Del Mar parking over-regulated
I got a good laugh out of the Feb. 13 article about Del Mar increasing parking fees (“City increases parking fees across board”) and to learn that they think “Del Mar is pretty liberal” by not issuing a second ticket if a ticketed car is not moved. Del Mar is crying over their lackluster downtown which is due to over-regulation of businesses and a militant parking meter squad (which works 365 days a year). I hope the 20,000+ annual parking ticket recipients consider visiting more parking friendly cities like Encinitas.
Meetings nothing ‘special’
Thanks for your coverage of the city of Encinitas removing 11 well-loved trees in Orpheus Park. I was grateful to see the Feb. 13 follow-up piece, “Council e-mails may be illegal.” To clarify, “the law (Brown Act) allows governing bodies to assemble behind closed doors to conduct labor negotiations, and discuss litigation and property negotiations during meetings designated as “closed sessions” not “special” sessions.
However, the city of Encinitas, has incorrectly been using the designation of “special meeting,” so that closed sessions are given 24-hour public notice, instead of the 72-hour public notice mandated for closed sessions that are related to and held before regularly scheduled council meetings. The regular agenda refers to closed sessions, and the intent of the Brown Act is to give adequate notice so that the public can attend the open part of these sessions, before council goes into the closed meeting, and so that the public can be present, at the regular meeting when council comes out of closed session.

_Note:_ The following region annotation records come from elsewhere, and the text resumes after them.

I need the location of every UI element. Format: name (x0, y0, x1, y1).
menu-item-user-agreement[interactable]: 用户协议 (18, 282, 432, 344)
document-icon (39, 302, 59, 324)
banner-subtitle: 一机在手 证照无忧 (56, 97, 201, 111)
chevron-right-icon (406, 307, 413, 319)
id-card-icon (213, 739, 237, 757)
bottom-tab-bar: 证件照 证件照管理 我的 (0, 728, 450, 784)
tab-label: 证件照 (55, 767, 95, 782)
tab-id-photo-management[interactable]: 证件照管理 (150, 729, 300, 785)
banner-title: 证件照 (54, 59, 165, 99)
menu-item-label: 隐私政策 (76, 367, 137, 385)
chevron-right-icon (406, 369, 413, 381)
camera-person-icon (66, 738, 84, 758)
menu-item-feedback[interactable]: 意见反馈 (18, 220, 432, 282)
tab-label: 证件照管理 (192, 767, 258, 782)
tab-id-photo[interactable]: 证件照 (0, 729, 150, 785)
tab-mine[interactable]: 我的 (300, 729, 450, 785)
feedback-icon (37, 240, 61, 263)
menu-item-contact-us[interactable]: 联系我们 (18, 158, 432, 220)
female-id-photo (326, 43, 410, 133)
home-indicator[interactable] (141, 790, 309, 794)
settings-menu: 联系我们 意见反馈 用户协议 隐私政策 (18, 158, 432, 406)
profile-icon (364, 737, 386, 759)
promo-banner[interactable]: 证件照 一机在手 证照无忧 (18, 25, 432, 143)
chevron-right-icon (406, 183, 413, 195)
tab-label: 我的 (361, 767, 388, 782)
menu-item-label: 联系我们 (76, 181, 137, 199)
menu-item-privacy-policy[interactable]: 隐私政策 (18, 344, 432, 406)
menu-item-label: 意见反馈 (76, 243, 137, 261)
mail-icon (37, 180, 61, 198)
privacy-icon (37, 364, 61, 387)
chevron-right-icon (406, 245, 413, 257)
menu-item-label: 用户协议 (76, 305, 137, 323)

Then the report could be archived on the city Web site.
Traditionally, council had held closed sessions immediately before regular council meetings, and reported into open session at the beginning of the regular meeting, before any other business. Former Mayor Jerome Stocks began holding closed session earlier the same day as regular council meetings. Less people can attend now, and less people can see or be present for the public report. This “construct,” of a “special” standalone closed session is designed solely to give the public less notice for closed sessions.
All other so-called “special meetings,” are routinely given 72-hour notice such as the recent Joint Authorities special meeting held before the Feb. 11 regular council meeting, which schedule required oral communication speakers to wait for hours before they could address council.